I know she is an adult, but she gave up so much for this guy. I have gone to see her games, but he never talks to me or looks at me.
She says he is nice, but he let her sit at a job interview for three hours because he wanted to rotate the tires on his truck. She does not have a car. She said he would co-sign a loan for her, but it hasn’t happened.
I talk to her every once in a while, but she has not been home since she left because he won’t bring her here. We live about 40 minutes away.
Do I just have to sit and wait this out? We had always been a close family, but now she ignores her dad and me. — Helpless
Dear Helpless: Do not sit and wait this out.
You should do everything possible to maintain contact with your daughter.
Even though you don’t approve of this relationship, you and your husband should still be active parents, encouraging her to find employment and helping her with transportation. You should offer to co-sign a loan for her so she will have a car; otherwise, it is going to be difficult for her to get and maintain a job, friendships and her relationship with you. Offer to pick her up if she’s interested in visiting.
Please try to keep your daughter connected.
Dear Amy: I’m a 44-year-old single woman in a major metropolitan area.
I have a good life with great friends and a solid job. The problem is that I think I may be too old to find love.

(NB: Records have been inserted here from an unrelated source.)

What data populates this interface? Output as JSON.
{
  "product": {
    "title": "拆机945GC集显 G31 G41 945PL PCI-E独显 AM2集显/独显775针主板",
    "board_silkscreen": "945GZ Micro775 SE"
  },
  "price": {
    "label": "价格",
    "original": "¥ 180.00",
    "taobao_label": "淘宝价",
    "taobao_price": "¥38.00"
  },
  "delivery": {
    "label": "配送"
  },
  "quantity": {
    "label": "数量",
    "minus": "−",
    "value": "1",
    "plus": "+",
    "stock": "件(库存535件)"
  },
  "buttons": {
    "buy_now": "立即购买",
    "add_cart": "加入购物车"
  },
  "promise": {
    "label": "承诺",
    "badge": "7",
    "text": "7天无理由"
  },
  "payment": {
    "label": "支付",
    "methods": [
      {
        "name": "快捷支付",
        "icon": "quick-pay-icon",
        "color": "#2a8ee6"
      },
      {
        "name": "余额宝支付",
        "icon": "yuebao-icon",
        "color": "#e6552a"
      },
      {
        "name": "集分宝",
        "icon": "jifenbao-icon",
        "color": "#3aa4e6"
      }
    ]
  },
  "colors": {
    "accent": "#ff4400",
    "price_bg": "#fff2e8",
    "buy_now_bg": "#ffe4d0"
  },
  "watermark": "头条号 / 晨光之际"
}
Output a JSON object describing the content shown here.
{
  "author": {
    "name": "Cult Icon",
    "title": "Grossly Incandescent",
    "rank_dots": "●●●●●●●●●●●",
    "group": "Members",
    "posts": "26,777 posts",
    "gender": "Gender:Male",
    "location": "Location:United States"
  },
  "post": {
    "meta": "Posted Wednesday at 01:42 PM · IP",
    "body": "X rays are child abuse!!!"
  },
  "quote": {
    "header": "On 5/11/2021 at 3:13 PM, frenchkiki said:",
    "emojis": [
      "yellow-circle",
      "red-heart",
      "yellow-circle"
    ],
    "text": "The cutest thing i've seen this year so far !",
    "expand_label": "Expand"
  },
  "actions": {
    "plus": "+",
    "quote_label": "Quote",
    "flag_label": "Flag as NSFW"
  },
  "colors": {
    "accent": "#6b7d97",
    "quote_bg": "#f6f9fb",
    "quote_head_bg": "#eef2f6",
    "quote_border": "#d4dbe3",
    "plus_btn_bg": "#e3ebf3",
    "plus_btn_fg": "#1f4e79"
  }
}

I stopped dating several years ago because I was having a bad time of it. Lots of guys seemed to care more about their feelings than mine. It just got too hard. I also started gaining weight and dealing with my elderly parents and their health issues, so it was easy to forget about dating.
Things settled down with the family, and I started caring about my body more and losing weight, so that’s improved. But I don’t even know how to go about dating at this age. Everyone around me is married, gay or much younger than I, and I’m starting to believe I’ve missed this boat completely. I hate to think my love life is over. Any advice? — Lost
Dear Lost: It helps to approach dating the way the Democratic presidential candidates have attacked the primaries — with a relentless confidence.
The most efficient way to meet people your age is through online sites. The pool of prospective parties is large, and you can find people with common interests. Use these experiences as a way to meet new people and brush up your interpersonal skills. Meet as many people as possible, but only for coffee at first. Be open but discerning.
Attend cultural events, galleries and lectures, not solely as a way to meet guys but also because exposure to art, music and learning is stimulating and gets you outside of yourself.
I know it’s a cliche, but before you find love, it helps to know and love yourself. You’re not too old. He’s out there. You just need to meet him.
Dear Amy: “Engaged in California” wrote to you about using “grooms-women” in her wedding. “Engaged” was concerned about how this would look to the guests.
We also had nontraditional gender composition at our wedding party 10 years ago.
My dad tried to have the minister talk us out of it because of how he thought it would “look.” Our minister was very supportive. — Happily Married
Dear Happily: Ten years ago this must have seemed very unusual. Good for you.